Samarkand Gur Emir Mausoleum, Uzbekistan
“Every culture and religion has their own particular understanding of the relationship between the divine and the world. This implies a certain manner of unfolding, which informs theology, art and architecture.
The term fold in ancient Persian culture and language is often synonymous with the definition for sides of a polygon. For Instance, an octogon is referred to as an eight-folded geometry and the interior of the polygon is called its body. Translation of this definition in architecture brings great importance to the folds or the edges of space dividing geometry. The main trait of traditional Persian architecture is based on the notion of creating an earthly paradise through series of subdivided gardens, water canals, and indoor and outdoor rooms. Thus, the geometric folds become the defining borders for enfolding material differentiation. This garden design philosophy called Chahar Bagh (four gardens) has influenced the design of gardens from Taj-Mahal to Alhambra and beyond.

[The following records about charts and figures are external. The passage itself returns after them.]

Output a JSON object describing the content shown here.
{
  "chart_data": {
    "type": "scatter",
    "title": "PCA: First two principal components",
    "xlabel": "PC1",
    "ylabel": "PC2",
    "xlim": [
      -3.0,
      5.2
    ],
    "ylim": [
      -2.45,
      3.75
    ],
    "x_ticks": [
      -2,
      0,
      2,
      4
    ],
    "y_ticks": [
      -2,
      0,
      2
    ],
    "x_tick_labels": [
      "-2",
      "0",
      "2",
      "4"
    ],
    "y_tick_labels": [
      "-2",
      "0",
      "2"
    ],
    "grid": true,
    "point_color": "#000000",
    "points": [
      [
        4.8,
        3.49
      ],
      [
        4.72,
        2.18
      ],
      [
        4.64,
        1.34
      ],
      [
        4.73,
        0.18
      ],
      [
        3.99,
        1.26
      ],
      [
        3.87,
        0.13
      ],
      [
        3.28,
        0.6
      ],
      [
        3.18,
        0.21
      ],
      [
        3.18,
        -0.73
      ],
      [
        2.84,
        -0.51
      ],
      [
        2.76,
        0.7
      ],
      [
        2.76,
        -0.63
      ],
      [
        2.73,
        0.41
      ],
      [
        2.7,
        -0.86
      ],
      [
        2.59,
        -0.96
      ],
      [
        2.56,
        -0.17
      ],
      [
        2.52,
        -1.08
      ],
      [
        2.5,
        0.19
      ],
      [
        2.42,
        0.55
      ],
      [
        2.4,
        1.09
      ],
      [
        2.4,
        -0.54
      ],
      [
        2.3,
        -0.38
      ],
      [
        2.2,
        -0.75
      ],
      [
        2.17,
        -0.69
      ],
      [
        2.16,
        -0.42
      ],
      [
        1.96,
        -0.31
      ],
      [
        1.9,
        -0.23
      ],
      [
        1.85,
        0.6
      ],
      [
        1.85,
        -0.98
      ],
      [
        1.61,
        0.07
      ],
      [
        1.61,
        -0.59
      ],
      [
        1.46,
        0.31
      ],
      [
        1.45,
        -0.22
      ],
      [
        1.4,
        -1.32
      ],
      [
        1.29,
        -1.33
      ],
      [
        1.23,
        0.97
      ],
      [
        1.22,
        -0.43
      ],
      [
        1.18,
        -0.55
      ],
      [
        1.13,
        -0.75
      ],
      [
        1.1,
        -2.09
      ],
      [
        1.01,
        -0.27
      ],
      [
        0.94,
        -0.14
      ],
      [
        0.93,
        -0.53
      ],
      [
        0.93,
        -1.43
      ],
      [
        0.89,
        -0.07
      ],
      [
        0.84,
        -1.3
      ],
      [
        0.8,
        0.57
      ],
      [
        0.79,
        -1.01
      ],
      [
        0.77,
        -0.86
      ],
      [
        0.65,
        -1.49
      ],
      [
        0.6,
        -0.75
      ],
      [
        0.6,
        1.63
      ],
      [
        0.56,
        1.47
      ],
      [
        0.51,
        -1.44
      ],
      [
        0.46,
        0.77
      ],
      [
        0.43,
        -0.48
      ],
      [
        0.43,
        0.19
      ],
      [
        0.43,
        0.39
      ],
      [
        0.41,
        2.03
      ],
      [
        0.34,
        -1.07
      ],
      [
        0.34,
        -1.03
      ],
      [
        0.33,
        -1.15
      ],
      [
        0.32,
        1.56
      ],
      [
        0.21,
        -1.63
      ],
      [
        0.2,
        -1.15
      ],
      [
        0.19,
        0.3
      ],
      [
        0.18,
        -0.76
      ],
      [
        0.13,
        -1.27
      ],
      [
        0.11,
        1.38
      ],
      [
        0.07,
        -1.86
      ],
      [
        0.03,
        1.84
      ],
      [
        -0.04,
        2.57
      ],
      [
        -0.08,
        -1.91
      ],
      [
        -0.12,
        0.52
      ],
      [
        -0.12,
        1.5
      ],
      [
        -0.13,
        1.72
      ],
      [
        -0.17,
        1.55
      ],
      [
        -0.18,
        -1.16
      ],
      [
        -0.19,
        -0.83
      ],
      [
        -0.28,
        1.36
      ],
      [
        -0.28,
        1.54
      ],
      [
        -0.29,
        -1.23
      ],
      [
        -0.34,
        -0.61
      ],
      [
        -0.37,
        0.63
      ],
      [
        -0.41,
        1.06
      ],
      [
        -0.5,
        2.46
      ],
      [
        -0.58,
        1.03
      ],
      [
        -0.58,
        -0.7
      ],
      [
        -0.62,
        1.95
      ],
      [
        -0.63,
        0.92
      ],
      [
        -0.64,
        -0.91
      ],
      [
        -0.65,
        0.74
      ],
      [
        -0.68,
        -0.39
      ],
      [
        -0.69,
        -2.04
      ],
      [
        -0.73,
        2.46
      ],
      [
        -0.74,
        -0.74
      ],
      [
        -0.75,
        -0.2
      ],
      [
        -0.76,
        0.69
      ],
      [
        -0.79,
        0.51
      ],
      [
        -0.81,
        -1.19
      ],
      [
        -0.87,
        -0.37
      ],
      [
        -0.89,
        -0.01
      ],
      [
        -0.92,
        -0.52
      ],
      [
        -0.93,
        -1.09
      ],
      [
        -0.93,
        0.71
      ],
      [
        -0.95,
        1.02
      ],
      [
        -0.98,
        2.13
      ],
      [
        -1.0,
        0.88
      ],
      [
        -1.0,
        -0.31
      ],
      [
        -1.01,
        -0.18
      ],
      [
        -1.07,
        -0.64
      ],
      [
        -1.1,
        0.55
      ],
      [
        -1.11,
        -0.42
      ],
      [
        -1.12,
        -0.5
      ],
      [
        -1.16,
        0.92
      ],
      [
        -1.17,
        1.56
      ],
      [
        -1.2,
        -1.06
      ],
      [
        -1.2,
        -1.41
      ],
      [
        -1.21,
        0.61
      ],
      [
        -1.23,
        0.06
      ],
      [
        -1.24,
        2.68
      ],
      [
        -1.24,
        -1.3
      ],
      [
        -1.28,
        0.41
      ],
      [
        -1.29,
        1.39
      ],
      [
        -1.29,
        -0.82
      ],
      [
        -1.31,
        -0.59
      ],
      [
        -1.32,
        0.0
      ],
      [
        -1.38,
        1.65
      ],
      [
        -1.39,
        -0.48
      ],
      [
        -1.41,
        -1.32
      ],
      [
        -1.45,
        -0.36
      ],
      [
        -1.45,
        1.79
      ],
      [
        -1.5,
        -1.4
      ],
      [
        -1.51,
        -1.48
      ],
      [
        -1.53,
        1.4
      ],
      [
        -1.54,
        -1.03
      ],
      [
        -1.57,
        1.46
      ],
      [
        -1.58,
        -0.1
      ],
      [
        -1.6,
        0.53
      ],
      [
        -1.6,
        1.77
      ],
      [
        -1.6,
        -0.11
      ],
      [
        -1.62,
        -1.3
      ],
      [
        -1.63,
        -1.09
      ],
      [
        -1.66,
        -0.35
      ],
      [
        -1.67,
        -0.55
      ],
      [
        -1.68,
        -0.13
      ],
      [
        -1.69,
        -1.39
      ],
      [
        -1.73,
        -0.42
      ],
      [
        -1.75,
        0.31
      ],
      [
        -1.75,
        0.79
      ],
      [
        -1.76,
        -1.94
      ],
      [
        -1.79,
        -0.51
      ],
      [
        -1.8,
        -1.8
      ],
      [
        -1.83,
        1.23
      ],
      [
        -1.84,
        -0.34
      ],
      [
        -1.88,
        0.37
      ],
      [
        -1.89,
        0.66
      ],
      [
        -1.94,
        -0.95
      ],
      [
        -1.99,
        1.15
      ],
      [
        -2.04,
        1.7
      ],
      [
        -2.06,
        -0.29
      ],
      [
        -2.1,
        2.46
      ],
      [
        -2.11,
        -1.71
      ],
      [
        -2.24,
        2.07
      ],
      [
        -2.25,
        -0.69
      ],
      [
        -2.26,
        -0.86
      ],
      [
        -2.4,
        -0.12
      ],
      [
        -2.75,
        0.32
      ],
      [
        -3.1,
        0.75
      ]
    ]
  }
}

However, after the 8th century the notion of material articulation was overshadowed with the introduction of Islamic architecture to the Persian culture which reinforced the use of more complex geometric forms in order to create elaborate tile patterns often referred to as quasicrystals. A quasicrystal formation is based on arrangement of a set of polygons (often five to twelve sided) to create complex tiling patterns. This application of pattern intensity is rooted in the Islamic believe of transfiguration and transformation as an essential part of material life. The application of quasicrystal patterns, whether as an architectural style, textile design or calligraphy, becomes a way of representing the world around less substantial and articulated. In this notion the pattern becomes a tool for de-materialization of architecture. The scale differentiation of monocentric quasicrystal patterns on dome ceilings introduces a forced perceptual trajectory for the visitors. This focal point of pattern deformation creates a sensation of lightness in the ceiling of the space and creates the idea of arriving from geometric multiplicity to formal unity and reinforces the notion of infinity in the space.
A Deleuzian might object that Islamic art and architecture cannot be a playing field for real creativity because its purpose is to direct the worshipper toward God. But, one can argue that Deleuze’s notion of the folds in the soul inspired by Gottfried Leibniz’s theories of Monads as centers of force, are based on the idea that a fold is always influenced by a force and is constantly imposing force on to its adjacent fold. Deleuze states that, “the world must be placed in the subject in order that the subject can be for the world. This is the torsion that constitutes the fold of the world and of the soul.” [p.26] Therefore, one can argue that the same force interplay between a subject and the world could also be applied to analyzing the relationship between an elaborate quasicrystal pattern on a ceiling and an observer. This force interchange allows great deal of individual interpretation, encourages endless curiosity, and creates a perceptual and contemplative venture into the infinite for the person experiencing the space.”